Alusões poéticas foram feitas pelos alunos aos objetos: a pena como símbolo da liberdade, da vontade de Teresa viajar e ganhar o mundo e o programa de teatro como meio para atingir essa liberdade. As histórias encenadas pelos grupos já apontam para ordenação mais complexa da estruturação dramatúrgica, como nas particularidades das situações-problema dos personagens. Era necessário conectar as novas histórias das personagens para se ter uma ideia geral da narrativa. E assim, iniciamos a investigação e construção da narrativa geral.

Sinopse aberta da obra a partir da criação de narrativas com “O que, Quem, Onde”, indicadores de dramaturgia presentes nos jogos teatrais organizados por Viola Spolin:

Teresa é irmã de Madalena e moram juntas. Elas sentem falta de algo pra realizar. Teresa tem um grande sonho, Madalena já perdeu as esperanças. José acha que só pode realizar o sonho dele se for com Teresa. Teresa conhece outra pessoa, que acaba a inspirando a seguir o seu grande sonho. Madalena aconselha José a descobrir o que realmente ele almeja sem precisar de Teresa. José tenta sonhar junto com Teresa, não consegue e acaba atrapalhando a vida dela.

Teresa fica arrasada, que deixa José arrasado, que deixa Madalena indignada. Madalena pede a Teresa que não desista de sonhar por um motivo. Madalena se percebe voltando a sonhar, e, sem querer, inspira José e Teresa, que volta a sonhar. Todos se tornam felizes e esperançosos. (Sinopse adaptada modificando as razões dos personagens).

Para criação de uma sinopse da história foram mantidos os personagens eixo da história original, modificando as motivações de cada personagem a partir da pergunta: qual seria o sonho de cada um deles nessa história? Cada grupo recebia uma pequena sinopse escrita num papel com indicação de tempo (se ocorria nos tempos atuais ou algum tempo do passado) a partir da recriação da história e dos conflitos entre os personagens, com base nos sonhos de cada personagem. Cada grupo propôs uma versão para a história de acordo com a sinopse e improvisou uma cena a partir dela.

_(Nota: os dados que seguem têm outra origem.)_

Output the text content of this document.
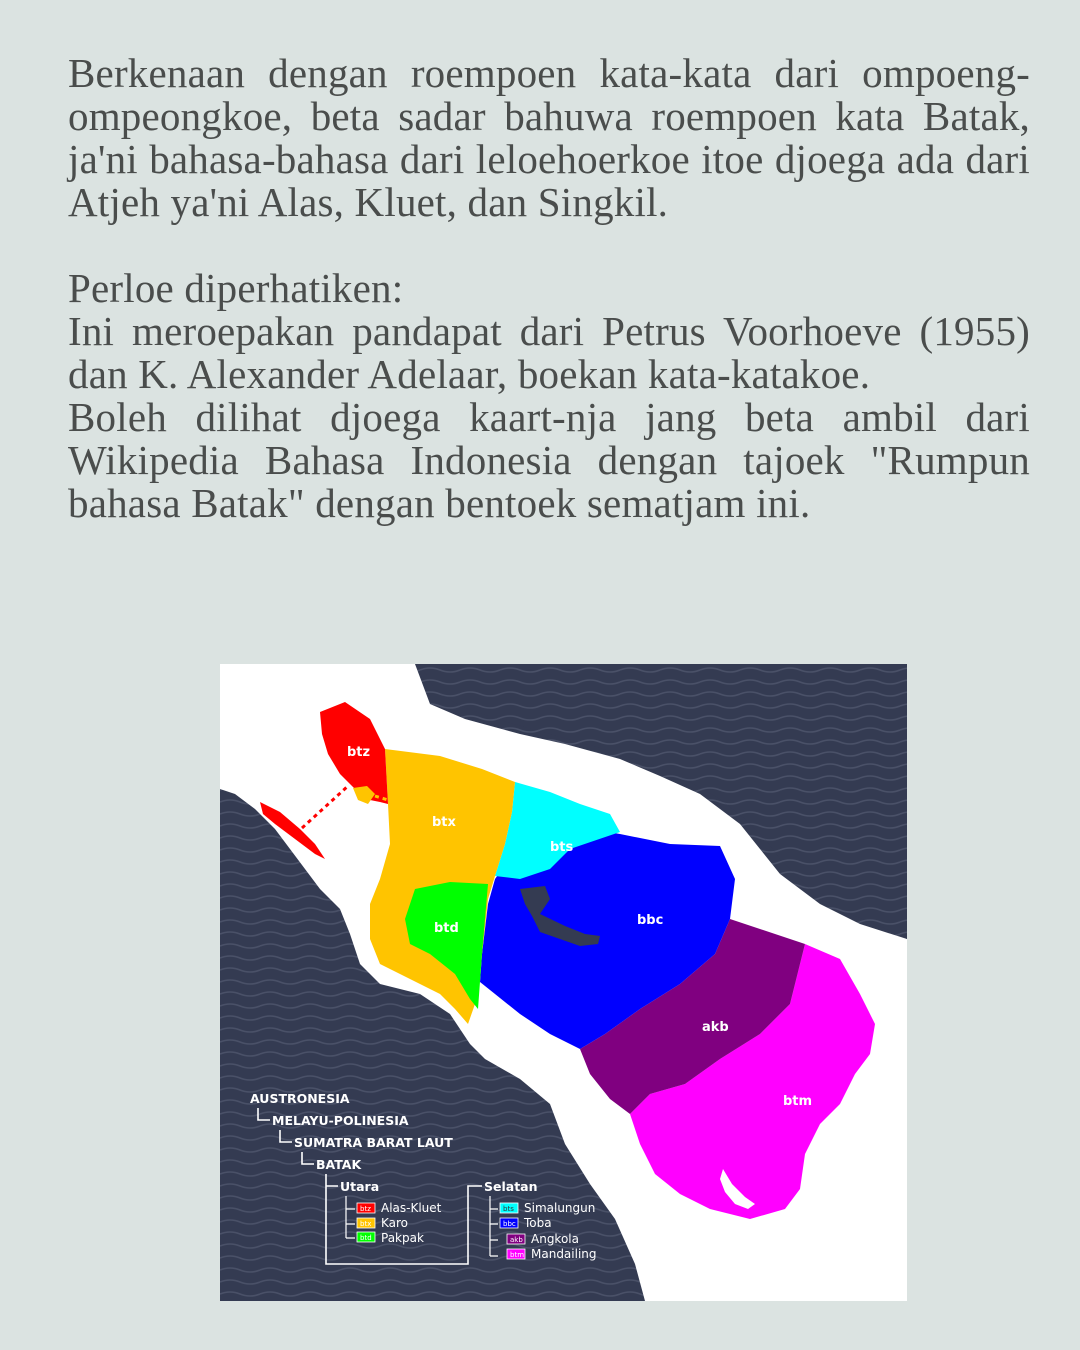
Berkenaan dengan roempoen kata-kata dari ompoeng-ompeongkoe, beta sadar bahuwa roempoen kata Batak, ja'ni bahasa-bahasa dari leloehoerkoe itoe djoega ada dari Atjeh ya'ni Alas, Kluet, dan Singkil.

Perloe diperhatiken:

Ini meroepakan pandapat dari Petrus Voorhoeve (1955) dan K. Alexander Adelaar, boekan kata-katakoe.

Boleh dilihat djoega kaart-nja jang beta ambil dari Wikipedia Bahasa Indonesia dengan tajoek "Rumpun bahasa Batak" dengan bentoek sematjam ini.

btz
btx
bts
btd
bbc
akb
btm
AUSTRONESIA
MELAYU-POLINESIA
SUMATRA BARAT LAUT
BATAK
Utara
btz Alas-Kluet
btx Karo
btd Pakpak
Selatan
bts Simalungun
bbc Toba
akb Angkola
btm Mandailing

Figura 13 - Perguntas sobre os sonhos

Fonte: Acervo pessoal

A partir dessa experiência, foi feita por mim, em comum acordo com o coletivo, a seleção das proposições mais coerentes com a trajetória de investigação dos personagens e os direcionamentos para reconstrução dramatúrgica ficaram mais fáceis de serem visualizados. O mote dessa reconstrução foi o entendimento que as situações de conflito da história se baseavam na realização ou não dos sonhos criados para esses personagens. Dessa sinopse surgiram as seguintes situações: Teresa

queria fazer teatro e viajar; Madalena se considera velha demais para realizar o seu sonho e tem medo de sair de casa; Carminha não investe nos seus talentos culinários como deveria; José sonha em casar e morar com Teresa.

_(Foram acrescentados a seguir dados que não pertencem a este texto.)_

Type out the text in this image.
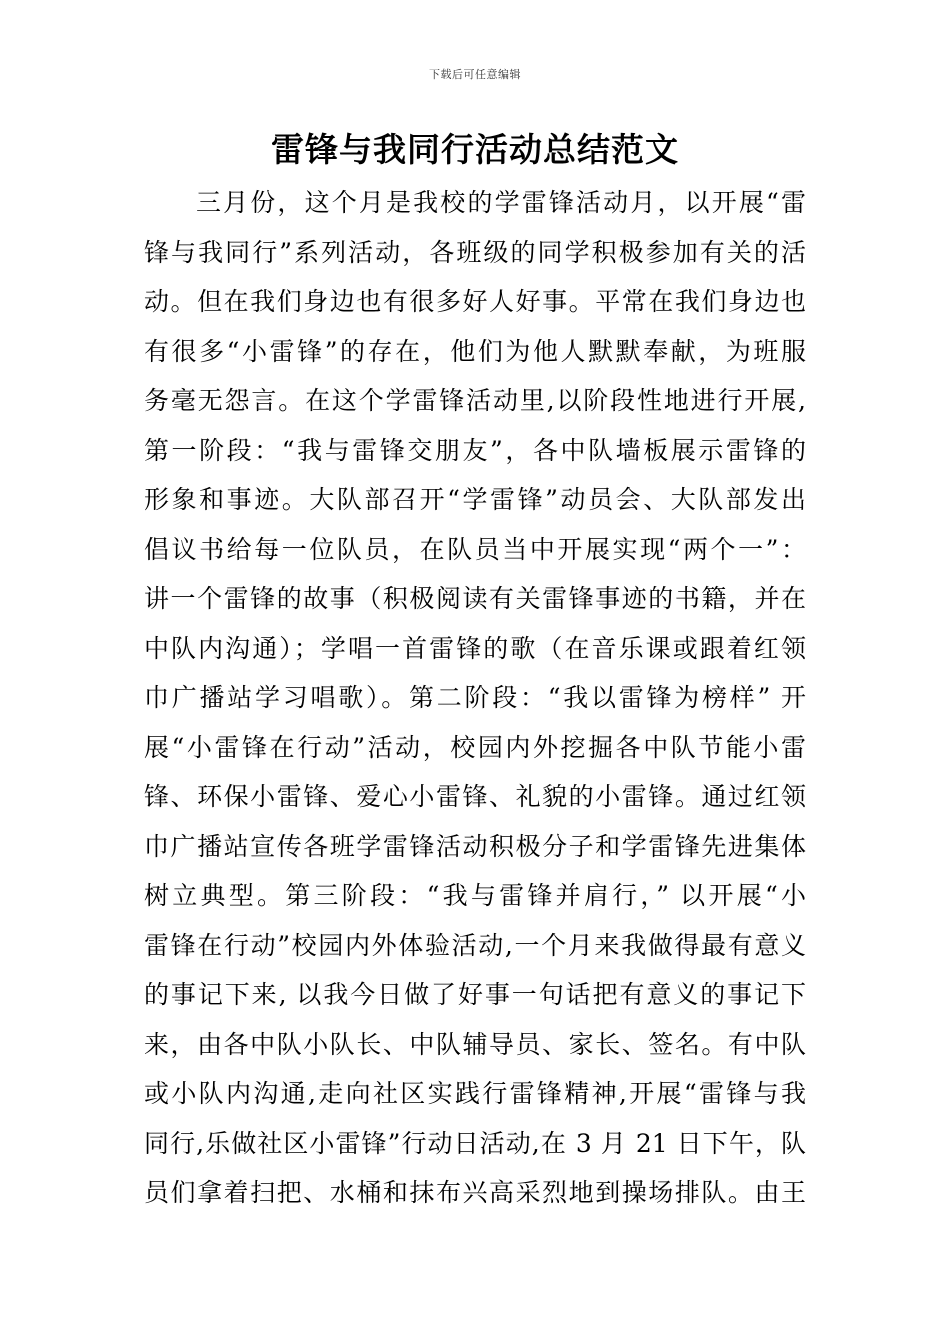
下载后可任意编辑
雷锋与我同行活动总结范文
三月份，这个月是我校的学雷锋活动月，以开展“雷
锋与我同行”系列活动，各班级的同学积极参加有关的活
动。但在我们身边也有很多好人好事。平常在我们身边也
有很多“小雷锋”的存在，他们为他人默默奉献，为班服
务毫无怨言。在这个学雷锋活动里,以阶段性地进行开展,
第一阶段：“我与雷锋交朋友”，各中队墙板展示雷锋的
形象和事迹。大队部召开“学雷锋”动员会、大队部发出
倡议书给每一位队员，在队员当中开展实现“两个一”：
讲一个雷锋的故事（积极阅读有关雷锋事迹的书籍，并在
中队内沟通）；学唱一首雷锋的歌（在音乐课或跟着红领
巾广播站学习唱歌）。第二阶段：“我以雷锋为榜样” 开
展“小雷锋在行动”活动，校园内外挖掘各中队节能小雷
锋、环保小雷锋、爱心小雷锋、礼貌的小雷锋。通过红领
巾广播站宣传各班学雷锋活动积极分子和学雷锋先进集体
树立典型。第三阶段：“我与雷锋并肩行，” 以开展“小
雷锋在行动”校园内外体验活动,一个月来我做得最有意义
的事记下来, 以我今日做了好事一句话把有意义的事记下
来，由各中队小队长、中队辅导员、家长、签名。有中队
或小队内沟通,走向社区实践行雷锋精神,开展“雷锋与我
同行,乐做社区小雷锋”行动日活动,在 3 月 21 日下午，队
员们拿着扫把、水桶和抹布兴高采烈地到操场排队。由王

Algumas trajetórias dos personagens se assemelham com as do texto original, como as de Madalena e José, no entanto foi possível perceber outras abordagens interessantes nesse processo de recriação. Durante a intervenção dos alunos na recriação das histórias a partir dos sonhos de Teresa e de Carminha, foi possível identificar que existiu uma dimensão coletiva, cultural e ao mesmo tempo pessoal do olhar criador dos alunos, presente especialmente no uso de referências pop e de quadros de programas televisivos (em que há um apelo assistencialista na realização do sonho de algum telespectador) e de reality shows. Revisando os sonhos individuais, alguns já sinalizam essas mesmas referências, mas em outro âmbito, o mais pessoal. Umas das alunas sonhava em ganhar o The Voice Kids16, por exemplo. As proposições de cenas para os sonhos, na altura desse processo, partiram dos resultados das articulações entre os sonhos pessoais e os coletivos, tornando as narrativas mais complexas e com mais detalhes e nuances. A Teresa recriada na história, a partir desse momento, sonhava em ganhar o mundo dançando e interpretando; Carminha, a irmã que cozinhava os sonhos iria ganhar o programa MasterChef17.